Après une halte de courte durée, les troupes du maréchal Victor continuèrent leur retraite, et à trois heures, il ne restait plus à Nancy, de ce corps entier, que cinq dragons paisiblement installés dans une petite auberge du faubourg de Toul, non loin de la porte Stanislas. Un groupe nombreux s’était formé devant cette auberge ; chacun demandait comment, à l’approche de l’ennemi, des cavaliers français n’avaient pas rejoint leur régiment, quant un beau parleur, probablement l’orateur du quartier, apprit aux curieux qui l’entouraient, que ces cavaliers n’étaient que de misérables traînards, et qu’il allait d’un mot les faire promptement déguerpir.
Il entra donc aussitôt pour exécuter sa promesse. En qualité de gamins, moi et quelques enfans de mon âge, nous nous glissâmes derrière l’orateur et le suivîmes jusque dans une chambre du premier étage, où bivouaquaient à leur aise nos prétendus traînards. Je les vois encore, quatre soldats et un maréchal-des-logis appartenant à la compagnie d’élite, de ces vieux dragons d’Espagne, à l’habit usé, aux triples chevrons, au teint basané, à la botte forte, au long bonnet à poil muni de la tresse à fourrage du chasseur. Le sous-officier seul paraissait jeune encore ; à peine était-il âgé de 24 ans. Cinq pieds six pouces, la moustache noire, la figure horizontalement traversée d’un coup de sabre, une large croix d’honneur sur la poitrine indiquaient ce que l’on nomme dans le langage vulgaire un crâne d’avant-postes. Pierre Marchal était son nom, si je ne me trompe ; son père habite encore un petit village du département des Vosges.
Debout autour d’une table sur laquelle l’œil comptait déjà plusieurs bouteilles vides, les cinq cavaliers s’occupaient, [7.1]lorsque nous les abordâmes, à charger en chantant leurs fidèles mousquetons. « Eh ! MM. les traînards, dit notre interlocuteur d’un ton doctoral, vous ne songez pas à rejoindre vos escadrons ; avant dix minutes les cosaques seront ici, et ils vont vous prendre comme des poissons dans un filet. » – Les cosaques !… répond le maréchal-des-logis en faisant sauter d’un coup de poing table, verres et bouteilles ; quand il y en aura 400 en bataille devant l’auberge du Lion-d’or, nous commencerons à seller nos chevaux. Depuis jeudi nous n’avons pas aperçu le talon d’un de ces lanciers de miséricorde ; aujourd’hui, ceux qui déboucheront de la porte que voila (il montrait la porte Stanislas) auront des nouvelles du 5e dragons. Pour vous, braves bourgeois, pérorez, prêchez, pacifiez votre respectable famille ; mais assez causé sur le sujet en question, et faites-nous à l’amiable un quart de conversion à droite. »
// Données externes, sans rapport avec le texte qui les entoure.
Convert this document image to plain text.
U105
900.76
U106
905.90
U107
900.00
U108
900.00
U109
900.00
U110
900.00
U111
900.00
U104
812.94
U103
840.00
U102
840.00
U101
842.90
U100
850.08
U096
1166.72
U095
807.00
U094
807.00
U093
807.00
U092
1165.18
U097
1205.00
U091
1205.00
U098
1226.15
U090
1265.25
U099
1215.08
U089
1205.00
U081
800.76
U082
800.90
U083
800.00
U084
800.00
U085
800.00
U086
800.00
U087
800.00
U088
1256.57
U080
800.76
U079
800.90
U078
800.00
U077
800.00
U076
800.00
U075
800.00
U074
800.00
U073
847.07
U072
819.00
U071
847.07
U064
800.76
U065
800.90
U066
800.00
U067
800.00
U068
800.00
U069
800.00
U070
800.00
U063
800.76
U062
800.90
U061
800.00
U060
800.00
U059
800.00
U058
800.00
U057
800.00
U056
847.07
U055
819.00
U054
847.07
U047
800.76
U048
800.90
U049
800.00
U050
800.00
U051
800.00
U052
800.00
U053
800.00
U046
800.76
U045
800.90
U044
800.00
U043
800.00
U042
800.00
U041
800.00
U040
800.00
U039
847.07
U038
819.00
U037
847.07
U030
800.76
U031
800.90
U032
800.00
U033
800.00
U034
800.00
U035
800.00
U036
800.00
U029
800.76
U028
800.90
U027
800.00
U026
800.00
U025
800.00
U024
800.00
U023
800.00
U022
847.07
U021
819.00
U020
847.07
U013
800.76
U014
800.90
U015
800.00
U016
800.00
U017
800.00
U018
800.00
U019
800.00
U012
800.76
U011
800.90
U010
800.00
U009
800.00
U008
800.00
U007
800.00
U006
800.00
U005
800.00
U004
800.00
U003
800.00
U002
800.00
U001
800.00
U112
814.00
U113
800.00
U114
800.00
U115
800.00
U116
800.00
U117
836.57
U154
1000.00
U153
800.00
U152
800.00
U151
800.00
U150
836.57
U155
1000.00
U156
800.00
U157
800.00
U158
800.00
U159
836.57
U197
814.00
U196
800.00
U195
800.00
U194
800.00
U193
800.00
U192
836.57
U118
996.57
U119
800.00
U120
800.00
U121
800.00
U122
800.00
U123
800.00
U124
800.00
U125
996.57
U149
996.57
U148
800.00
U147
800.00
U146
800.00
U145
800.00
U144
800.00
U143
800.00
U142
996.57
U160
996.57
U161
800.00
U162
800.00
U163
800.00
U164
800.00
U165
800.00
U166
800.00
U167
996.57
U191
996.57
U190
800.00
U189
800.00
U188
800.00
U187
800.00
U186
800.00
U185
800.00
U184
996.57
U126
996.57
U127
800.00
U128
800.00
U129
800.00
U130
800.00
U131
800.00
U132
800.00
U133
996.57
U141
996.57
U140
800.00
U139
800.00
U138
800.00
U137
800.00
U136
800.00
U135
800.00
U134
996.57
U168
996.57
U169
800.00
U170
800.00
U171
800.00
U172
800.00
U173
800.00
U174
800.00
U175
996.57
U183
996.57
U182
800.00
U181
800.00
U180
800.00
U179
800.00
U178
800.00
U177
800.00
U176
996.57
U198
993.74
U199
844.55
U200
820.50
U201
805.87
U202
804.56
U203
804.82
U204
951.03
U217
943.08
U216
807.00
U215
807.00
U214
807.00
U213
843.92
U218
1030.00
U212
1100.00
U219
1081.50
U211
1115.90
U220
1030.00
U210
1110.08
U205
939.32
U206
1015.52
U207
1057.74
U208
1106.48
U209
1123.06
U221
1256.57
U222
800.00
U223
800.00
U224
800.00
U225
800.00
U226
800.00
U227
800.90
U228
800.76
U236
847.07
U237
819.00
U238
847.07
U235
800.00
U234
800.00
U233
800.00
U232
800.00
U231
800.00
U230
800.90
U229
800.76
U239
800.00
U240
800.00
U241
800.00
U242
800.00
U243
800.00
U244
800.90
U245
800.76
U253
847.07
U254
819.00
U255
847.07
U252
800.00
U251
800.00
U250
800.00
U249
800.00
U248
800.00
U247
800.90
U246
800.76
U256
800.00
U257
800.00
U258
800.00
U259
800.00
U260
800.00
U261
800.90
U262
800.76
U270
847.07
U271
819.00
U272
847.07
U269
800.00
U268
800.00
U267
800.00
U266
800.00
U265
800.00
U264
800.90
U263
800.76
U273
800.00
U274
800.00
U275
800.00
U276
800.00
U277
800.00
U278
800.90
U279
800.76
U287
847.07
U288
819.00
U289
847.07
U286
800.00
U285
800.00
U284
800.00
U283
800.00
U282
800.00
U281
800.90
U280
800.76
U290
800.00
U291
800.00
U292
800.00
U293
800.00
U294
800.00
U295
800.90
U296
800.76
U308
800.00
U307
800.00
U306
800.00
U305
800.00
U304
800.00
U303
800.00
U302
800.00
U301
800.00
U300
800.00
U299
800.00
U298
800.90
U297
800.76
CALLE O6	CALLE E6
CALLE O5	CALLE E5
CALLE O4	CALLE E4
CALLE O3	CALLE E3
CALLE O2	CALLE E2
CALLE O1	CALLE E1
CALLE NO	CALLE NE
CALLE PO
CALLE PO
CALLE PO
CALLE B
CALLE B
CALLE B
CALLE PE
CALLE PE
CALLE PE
Le brave bourgeois n’attendit pas la fin du discours de l’honorable préopinant, et rejoignit, sans observation nouvelle, le groupe au nom duquel il venait de porter si maladroitement la parole. Le groupe avait disparu ; tous les curieux du faubourg de Toul s’étaient dirigés vers la porte St-Georges, où les autorités municipales s’apprêtaient à recevoir l’avant-garde russe, dont les vedettes occupaient l’entrée du chemin qui conduit à la prairie de Tomblaine.
Entraînés par le désir de voir enfin ces soldats étrangers, objets de notre première haine, gamins et orateur, nous courûmes tous à leur rencontre. Il était 4 heures : la neige, comme en signe de deuil, tombait à larges flocons, et les cavaliers ennemis défilaient au pas sous l’humide et sombre voûte de la porte St-Georges, lorsque nous les aperçûmes.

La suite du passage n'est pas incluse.